El Señor no abandona la obra de sus manos

“Ofrece a Dios un sacrificio de alabanza, cumple tus votos al Altísimo e invócame el día del peligro: yo te libraré y tú me darás gloria”.
Salmo 49
Tengo a tan solo 12 minutos de mi casa a los Heraldos del Evangelio por lo que es una alegría trasladarme cada domingo a su sede para la misa.

Todavía no tienen una capilla propiamente dicha pero la amplia habitación que han adaptado posee un hermoso altar preparado dignamente y algo de lo mejor es que el recinto es lo suficientemente pequeño como para que, sentándome justo delante del coro, pueda escucharlos cantar polifonía o gregoriano de tal forma que las palabras parecen salir de mi propia cabeza lo que me sirve para rezar.

Porque, saben? Rezo los cantos de la misa. Todos ellos. Lo hacía cuando no conocía a los Heraldos pero ahora que los conozco, todavía mejor, ya que los suyos son cantos litúrgicos por lo que mi mente y corazón rezan conectados a la oración de Cristo en la Iglesia. 

Ayer, durante la misa, noté que -desde que asisto a misa con ellos- entro y salgo muy tranquila. Eso por un lado. Por otro lado, ese Evangelio de ayer fue algo especial: “No llores”, le dijo el Señor a la viuda. 

El padre Andy nos hizo notar cómo podría haber sido el tono con que el Señor pronunció esas palabras para que tanto la viuda como los presentes atendieran y guardaran silencio. 

Es cierto, dicho por el mismo Dios, esas palabras deben resonar con fuerza en lo más profundo.

Pues bien, reflexionando en ello, llegamos a la consagración y fue cuando volví a escuchar: “No llores”. Esta vez el Señor no se lo decía a la viuda sino a mí: -“No llores, Crucita.
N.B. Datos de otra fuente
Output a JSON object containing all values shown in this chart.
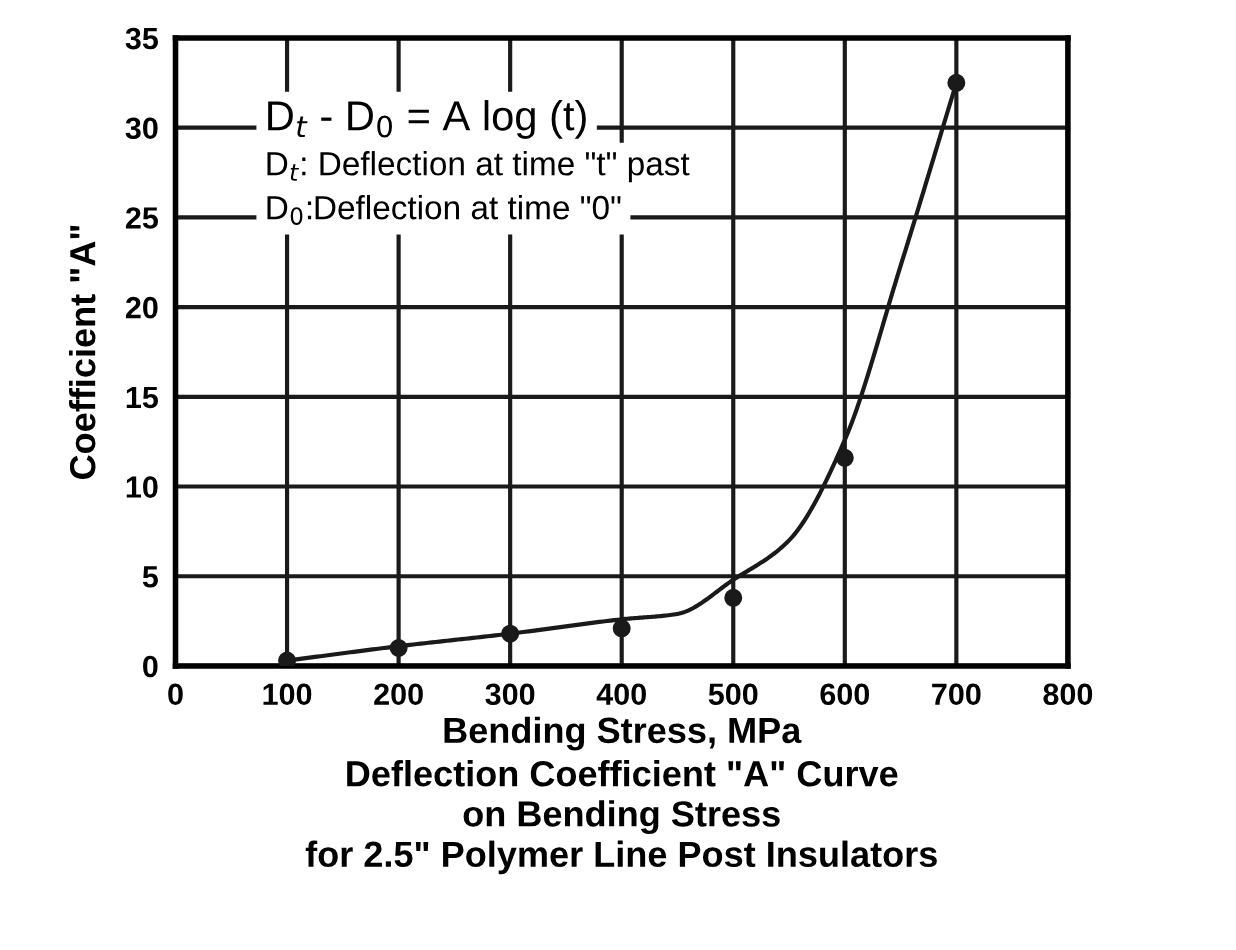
{
  "chart_data": {
    "type": "scatter",
    "title": "Deflection Coefficient \"A\" Curve\non Bending Stress\nfor 2.5\" Polymer Line Post Insulators",
    "xlabel": "Bending Stress, MPa",
    "ylabel": "Coefficient \"A\"",
    "series": [
      {
        "color": "#1a1a1a",
        "marker": "circle",
        "x": [
          100,
          200,
          300,
          400,
          500,
          600,
          700
        ],
        "values": [
          0.3,
          1.0,
          1.8,
          2.1,
          3.8,
          11.6,
          32.5
        ]
      },
      {
        "type": "line",
        "color": "#1a1a1a",
        "marker": "none",
        "x": [
          100,
          200,
          300,
          400,
          450,
          500,
          550,
          600,
          650,
          700
        ],
        "values": [
          0.3,
          1.1,
          1.8,
          2.6,
          2.9,
          4.8,
          7.0,
          12.6,
          22.3,
          32.5
        ]
      }
    ],
    "annotations": [
      "D$_{t}$ - D$_{0}$ = A log (t)",
      "D$_{t}$: Deflection at time \"t\" past",
      "D$_{0}$:Deflection at time \"0\""
    ],
    "xlim": [
      0,
      800
    ],
    "xticks": [
      0,
      100,
      200,
      300,
      400,
      500,
      600,
      700,
      800
    ],
    "ylim": [
      0,
      35
    ],
    "yticks": [
      0,
      5,
      10,
      15,
      20,
      25,
      30,
      35
    ],
    "grid": true
  }
}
Ya ves? Estoy aquí!”. 

Les confieso que en ese momento la conciencia que tuve de mi fue como la de una niña en brazos de su padre.

Uno en misa recibe gracias de las que, con frecuencia, no es sino a largo plazo que se da cuenta pero otras de las que su resultado es inmediato. Ayer fue una de esas ocasiones. 

Porque, saben? He venido llorando. Ahora lloro por todo y esto viene así desde que papá y yo oramos juntos en la Fiesta de la Divina Misericordia. 

No lloro únicamente por su ausencia sino por lo que ésta ha provocado pero también porque parece no haber día en que haya malas noticias en la Iglesia y en el mundo; tantas y tan graves que, a veces, el dolor me desgarra ya que parece gritar en medio de estruendosas carcajadas que Dios se ha olvidado de nosotros.

Lo cual es una soberana mentira ya que el Señor no abandona la obra de sus manos

Eso lo sé -ya que a mí- para empezar, me tiene rezando misa con los Heraldos del Evangelio pero, sobre todo, llenando con Su Presencia mi alma de gran consuelo.